Photos from the historic meeting on Elbe River between American and Soviet troops, 1945


These iconic photos were taken on the day Soviet and American soldiers met on the Elbe River near Torgau in Germany, marking a significant step toward the end of World War II in Europe.

The first image shows American Lieutenant William Robertson and Soviet Lieutenant Alexander Silvashko smiling with their arms around each other, in front of their national flags.

The photo of Robertson and Silvashko was taken on April 26, the day after they met. Other shots show soldiers shaking hands, exchanging mementos and posing for photographs.

This contact between the Soviet Union advancing from the east and the Americans advancing from the west meant that the two powers had effectively cut Germany into two.

The first contact between American and Soviet patrols occurred near Strehla, when First Lieutenant Albert Kotzebue, an American soldier, crossed the Elbe River in a boat with three men from an intelligence and reconnaissance platoon.

On the east coast, they were met by forward elements of the Soviet Guards Rifle Regiment of the 1st Ukrainian Front, under the command of Lieutenant Colonel Alexander Gordeev.

On the same day, another patrol under Second Lieutenant William Robertson, accompanied by Frank Huff, James McDonnell and Paul Staub, met a Soviet patrol under the command of Lieutenant Alexander Silvashko on the destroyed Elbe bridge at Torgau.

On 26 April, the commander of the 69th Infantry Division of the First Army, Emil F. Reinhardt, and Vladimir Rusakov, the commander of the 58th Guards Rifle Division of the 5th Guards Army, met at Torgau, southwest of Berlin.

The next day, April 27, a formal "handshake of Torgau" was arranged between Robertson and Silvashko in front of the photographers.

US President Harry S. Truman welcomed the news: "It is not the time of the final victory in Europe, but the time is drawing near for which all the American people, all the British people and all the Soviet people have worked hard and prayed for so long." Of.

Joseph Stalin spoke of the war still ahead: "Our task and our duty is to complete the destruction of the enemy by forcing him to lay down his arms and surrender unconditionally. The Red Army is our people and all liberties- Will fulfill this task and this duty for the loving people."

The Soviet, American, British and French governments issued simultaneous statements that evening in London, Moscow and Washington, reaffirming the determination of the three Allied Powers to complete the destruction of the Third Reich.

Even though the Allies had halved Germany, Hitler ordered his troops to fight before committing suicide on 30 April.

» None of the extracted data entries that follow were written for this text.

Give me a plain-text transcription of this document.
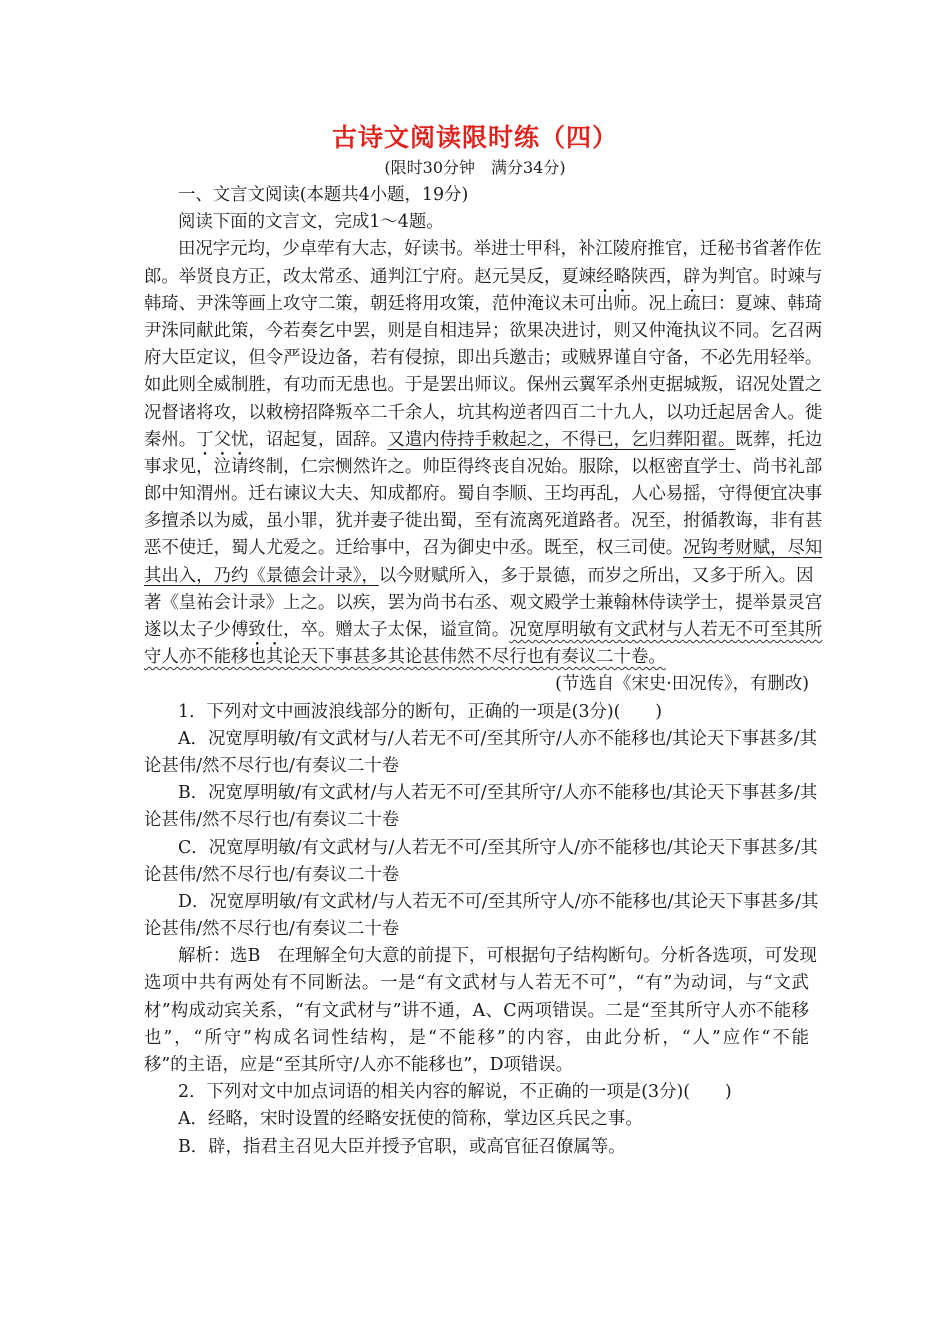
古诗文阅读限时练（四）
(限时30分钟　满分34分)
一、文言文阅读(本题共4小题，19分)
阅读下面的文言文，完成1～4题。
田况字元均，少卓荦有大志，好读书。举进士甲科，补江陵府推官，迁秘书省著作佐
郎。举贤良方正，改太常丞、通判江宁府。赵元昊反，夏竦经略陕西，辟为判官。时竦与
韩琦、尹洙等画上攻守二策，朝廷将用攻策，范仲淹议未可出师。况上疏曰：夏竦、韩琦
尹洙同献此策，今若奏乞中罢，则是自相违异；欲果决进讨，则又仲淹执议不同。乞召两
府大臣定议，但令严设边备，若有侵掠，即出兵邀击；或贼界谨自守备，不必先用轻举。
如此则全威制胜，有功而无患也。于是罢出师议。保州云翼军杀州吏据城叛，诏况处置之
况督诸将攻，以敕榜招降叛卒二千余人，坑其构逆者四百二十九人，以功迁起居舍人。徙
秦州。丁父忧，诏起复，固辞。又遣内侍持手敕起之，不得已，乞归葬阳翟。既葬，托边
事求见，泣请终制，仁宗恻然许之。帅臣得终丧自况始。服除，以枢密直学士、尚书礼部
郎中知渭州。迁右谏议大夫、知成都府。蜀自李顺、王均再乱，人心易摇，守得便宜决事
多擅杀以为威，虽小罪，犹并妻子徙出蜀，至有流离死道路者。况至，拊循教诲，非有甚
恶不使迁，蜀人尤爱之。迁给事中，召为御史中丞。既至，权三司使。况钩考财赋，尽知
其出入，乃约《景德会计录》，以今财赋所入，多于景德，而岁之所出，又多于所入。因
著《皇祐会计录》上之。以疾，罢为尚书右丞、观文殿学士兼翰林侍读学士，提举景灵宫
遂以太子少傅致仕，卒。赠太子太保，谥宣简。况宽厚明敏有文武材与人若无不可至其所
守人亦不能移也其论天下事甚多其论甚伟然不尽行也有奏议二十卷。
(节选自《宋史·田况传》，有删改)
1．下列对文中画波浪线部分的断句，正确的一项是(3分)(　　)
A．况宽厚明敏/有文武材与/人若无不可/至其所守/人亦不能移也/其论天下事甚多/其
论甚伟/然不尽行也/有奏议二十卷
B．况宽厚明敏/有文武材/与人若无不可/至其所守/人亦不能移也/其论天下事甚多/其
论甚伟/然不尽行也/有奏议二十卷
C．况宽厚明敏/有文武材与/人若无不可/至其所守人/亦不能移也/其论天下事甚多/其
论甚伟/然不尽行也/有奏议二十卷
D．况宽厚明敏/有文武材/与人若无不可/至其所守人/亦不能移也/其论天下事甚多/其
论甚伟/然不尽行也/有奏议二十卷
解析：选B　在理解全句大意的前提下，可根据句子结构断句。分析各选项，可发现
选项中共有两处有不同断法。一是“有文武材与人若无不可”，“有”为动词，与“文武
材”构成动宾关系，“有文武材与”讲不通，A、C两项错误。二是“至其所守人亦不能移
也”，“所守”构成名词性结构，是“不能移”的内容，由此分析，“人”应作“不能
移”的主语，应是“至其所守/人亦不能移也”，D项错误。
2．下列对文中加点词语的相关内容的解说，不正确的一项是(3分)(　　)
A．经略，宋时设置的经略安抚使的简称，掌边区兵民之事。
B．辟，指君主召见大臣并授予官职，或高官征召僚属等。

In later years, monuments to the Elbe link-up were erected in Torgau, Lorenzkirch and Bad Liebenwerda. There is also a "Spirit of the Elbe" plaque at Arlington National Cemetery.

During the Cold War, the link-up was often cited as a reminder of the peace and friendship between the US and the Soviet Union.

One of the soldiers at the link-up petitioned the United Nations to make April 25 a "World Peace Day", although it was never officially declared.

Russia later issued a coin commemorating the 50th anniversary of the event. In 2010, the US and Russian presidents issued a joint statement on April 25 and respecting the "spirit of the Elbe".